"Бишу-ягуар" - читать интересную книгу автора (Кэйу Алан)

Глава 8

Терпение Урубелавы было неистощимо.

Для индейца завтрашний день ничем не отличался от предыдущего Следующий день, а за ним еще один и все последующие дни будут такими же, ведь сельва существовала всегда, и индейцы не знали, что время имеет пределы.

Нарубив ветви для плота, Урубелава прилег поспать – жаркому солнцу потребуется два дня, чтобы высушить ветви.

Когда много веков назад холодный климат оттеснил людей к югу, перед человеком стояла проблема выживания. Здесь ему выжить было просто. Более двадцати тысяч видов растений произрастало в бассейне Амазонки. Солнце давало человеку тепло, и всюду, где бы он ни ступал, находилась вода. Высокие деревья предоставляли тень, а кустарники с мягкой корой – одежду. Из древесины генилы человек мастерил стрелы и копья, а из прочных рыбьих костей – наконечники для оружия. Желтоватые ветки капироны служили для разведения костров, из ветвей бальсы человек делал плоты, а исполинские сейбы указывали ему направление на время странствий. Из пальмовых листьев человек сплетал хитроумные ловушки для рыбы, если же ему лень было их делать, к его услугам имелись бесчисленные парализующие яды. Здесь было великое множество фруктов и лечебных трав.
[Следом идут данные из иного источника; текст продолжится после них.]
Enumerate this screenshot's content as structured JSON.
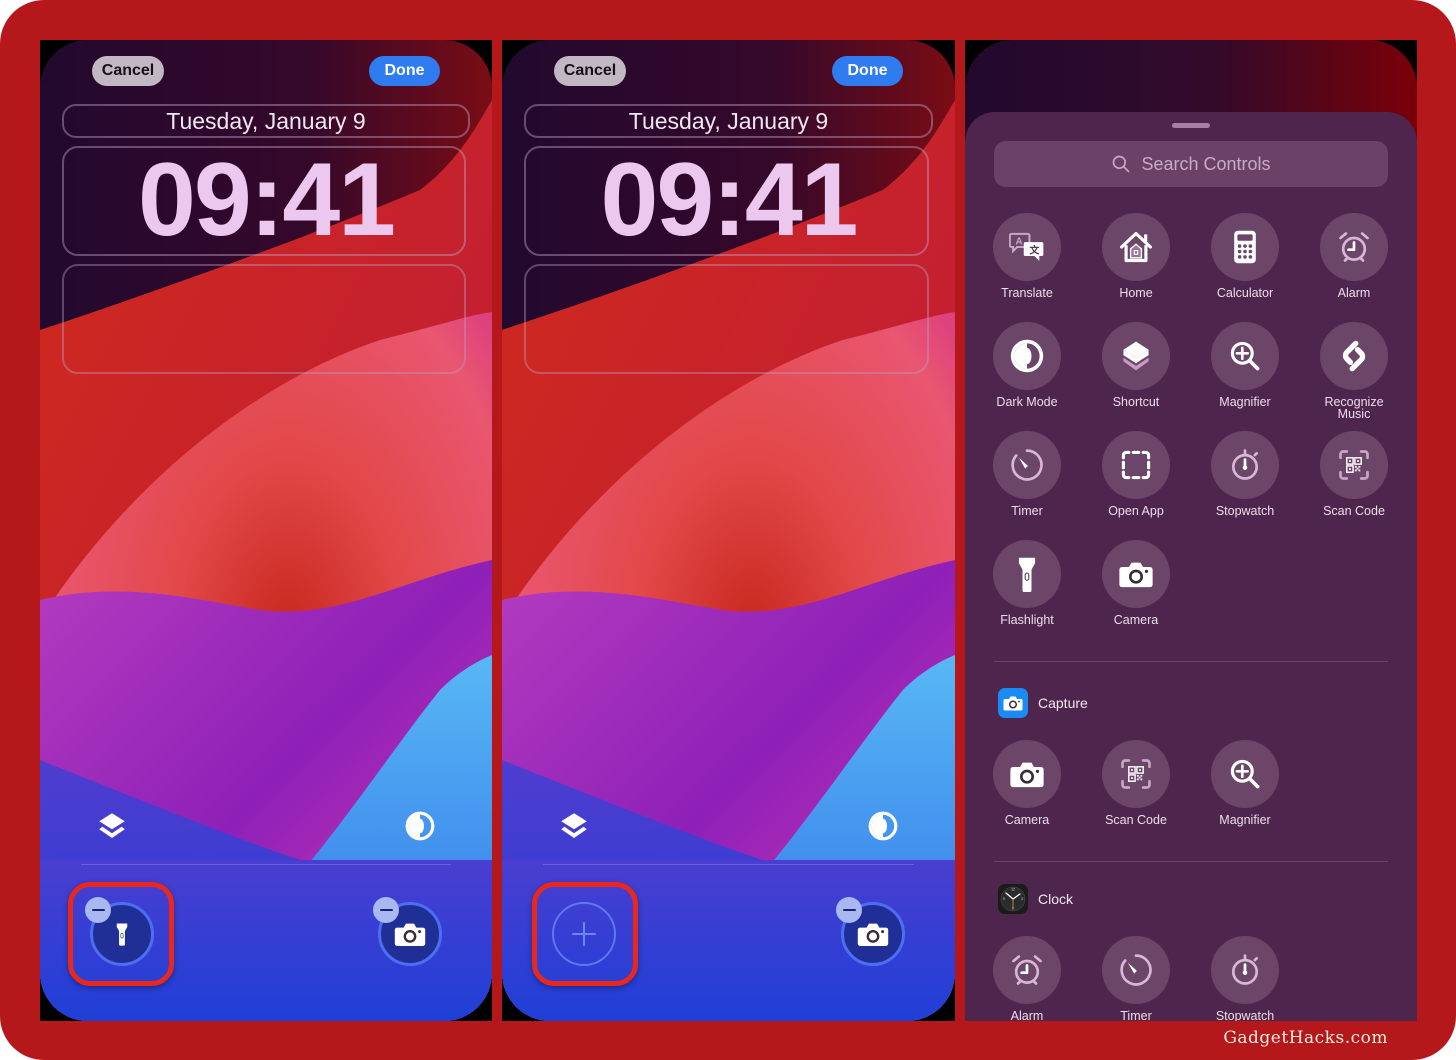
{
  "colors": {
    "frame": "#b5181b",
    "done_button": "#2f7bf0",
    "highlight": "#e9271c",
    "sheet_bg": "#4e264d",
    "capture_tile": "#1a8af5"
  },
  "panels": [
    {
      "cancel_label": "Cancel",
      "done_label": "Done",
      "date": "Tuesday, January 9",
      "time": "09:41",
      "top_left_icon": "shortcut-layers-icon",
      "top_right_icon": "dark-mode-icon",
      "bottom_left_control": {
        "icon": "flashlight-icon",
        "state": "removable",
        "highlighted": true
      },
      "bottom_right_control": {
        "icon": "camera-icon",
        "state": "removable"
      }
    },
    {
      "cancel_label": "Cancel",
      "done_label": "Done",
      "date": "Tuesday, January 9",
      "time": "09:41",
      "top_left_icon": "shortcut-layers-icon",
      "top_right_icon": "dark-mode-icon",
      "bottom_left_control": {
        "icon": "plus-icon",
        "state": "empty-slot",
        "highlighted": true
      },
      "bottom_right_control": {
        "icon": "camera-icon",
        "state": "removable"
      }
    }
  ],
  "gallery": {
    "search_placeholder": "Search Controls",
    "controls": [
      {
        "label": "Translate",
        "icon": "translate-icon"
      },
      {
        "label": "Home",
        "icon": "home-icon"
      },
      {
        "label": "Calculator",
        "icon": "calculator-icon"
      },
      {
        "label": "Alarm",
        "icon": "alarm-icon"
      },
      {
        "label": "Dark Mode",
        "icon": "dark-mode-icon"
      },
      {
        "label": "Shortcut",
        "icon": "shortcut-icon"
      },
      {
        "label": "Magnifier",
        "icon": "magnifier-icon"
      },
      {
        "label": "Recognize Music",
        "icon": "shazam-icon"
      },
      {
        "label": "Timer",
        "icon": "timer-icon"
      },
      {
        "label": "Open App",
        "icon": "open-app-icon"
      },
      {
        "label": "Stopwatch",
        "icon": "stopwatch-icon"
      },
      {
        "label": "Scan Code",
        "icon": "scan-code-icon"
      },
      {
        "label": "Flashlight",
        "icon": "flashlight-icon"
      },
      {
        "label": "Camera",
        "icon": "camera-icon"
      }
    ],
    "groups": [
      {
        "title": "Capture",
        "app_icon": "camera-app-icon",
        "controls": [
          {
            "label": "Camera",
            "icon": "camera-icon"
          },
          {
            "label": "Scan Code",
            "icon": "scan-code-icon"
          },
          {
            "label": "Magnifier",
            "icon": "magnifier-icon"
          }
        ]
      },
      {
        "title": "Clock",
        "app_icon": "clock-app-icon",
        "controls": [
          {
            "label": "Alarm",
            "icon": "alarm-icon"
          },
          {
            "label": "Timer",
            "icon": "timer-icon"
          },
          {
            "label": "Stopwatch",
            "icon": "stopwatch-icon"
          }
        ]
      }
    ]
  },
  "watermark": "GadgetHacks.com"
}
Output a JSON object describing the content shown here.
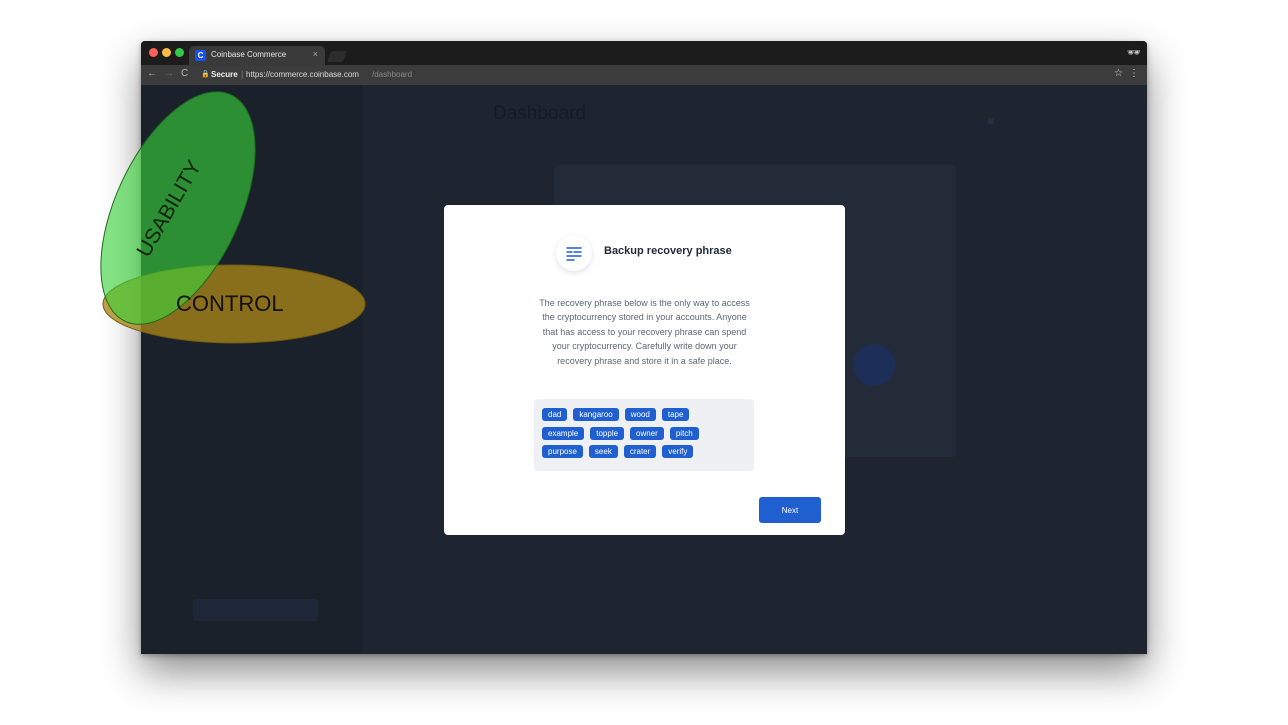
{
  "browser": {
    "tab_title": "Coinbase Commerce",
    "tab_favicon_letter": "C",
    "tab_close": "×",
    "secure_label": "Secure",
    "url_domain": "https://commerce.coinbase.com",
    "url_path": "/dashboard",
    "icons": {
      "back": "←",
      "forward": "→",
      "reload": "C",
      "lock": "🔒",
      "star": "☆",
      "menu": "⋮",
      "incognito": "🕶"
    }
  },
  "modal": {
    "title": "Backup recovery phrase",
    "description": "The recovery phrase below is the only way to access the cryptocurrency stored in your accounts. Anyone that has access to your recovery phrase can spend your cryptocurrency. Carefully write down your recovery phrase and store it in a safe place.",
    "words": [
      [
        "dad",
        "kangaroo",
        "wood",
        "tape"
      ],
      [
        "example",
        "topple",
        "owner",
        "pitch"
      ],
      [
        "purpose",
        "seek",
        "crater",
        "verify"
      ]
    ],
    "next_label": "Next"
  },
  "overlay": {
    "usability_label": "USABILITY",
    "control_label": "CONTROL",
    "usability_color": "#3ad43a",
    "control_color": "#a98517"
  },
  "colors": {
    "accent": "#1f5fcf",
    "app_background": "#1e2531",
    "tab_bar": "#1c1c1c"
  }
}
Но самое главное, здесь почти не водились опасные для человека хищники. Крокодилы не страшны, если держаться от них подальше; кровожадные пираньи представляют угрозу только безумцу, безрассудно опустившему руку или ногу в воду поблизости от их смертоносной стаи; единственный по-настоящему опасный хищник, ягуар, предпочитает более легкую добычу и редко нападает на человека. Даже насекомые, казалось, жалили только чужеземцев, чья кровь имела странный привкус; индейцев же они почти не трогали, разве что на открытых отмелях по берегам рек. Но ни один человек в здравом уме не появится на отмели, кишащей черными массами дневных москитов пиум, мушек мотука с копьевидными хоботками или отвратительных жалящих барбейро.


* * *

Марика разрезала плод хлебного дерева и накрошила ломтики в котелок. Сверху она долила речной воды, поставила котелок на огонь и присела рядом, наблюдая за пламенем и время от времени помешивая беловатую кашицу. Дождавшись, пока варево остынет, девочка обмазала им нижние ветви дерева на песке, возле которого раньше заприметила следы куропаток. Подумав про «бедное создание», Марика опечалилась, но потом вспомнила про ярко-красную ткань и спросила отца:

– Когда ты найдешь ягуара, мы пойдем считать гевеи?

Урубелава кивнул:

– Конечно. За этим мы и пришли сюда.

Перед заходом солнца Урубелава еще раз перевернул бальсовые ветви, чтобы они высыхали равномерно. Найдя плоский камень, он заточил о него свой нож. Когда сгустились сумерки, они зажарили и – съели трех куропаток, пойманных на птичий клей. День, неотличимый от всех остальных, подошел к концу, отец и дочь легли, накрылись одеялом и уснули.


* * *

На рассвете Бишу проснулась. Ее окружал аромат влажной теплой древесины и резкий запах папоротников. Инстинктивно потянувшись, она взвизгнула от боли, и тут же вместе с воспоминаниями обо всем, что произошло, к ней вернулась бдительность.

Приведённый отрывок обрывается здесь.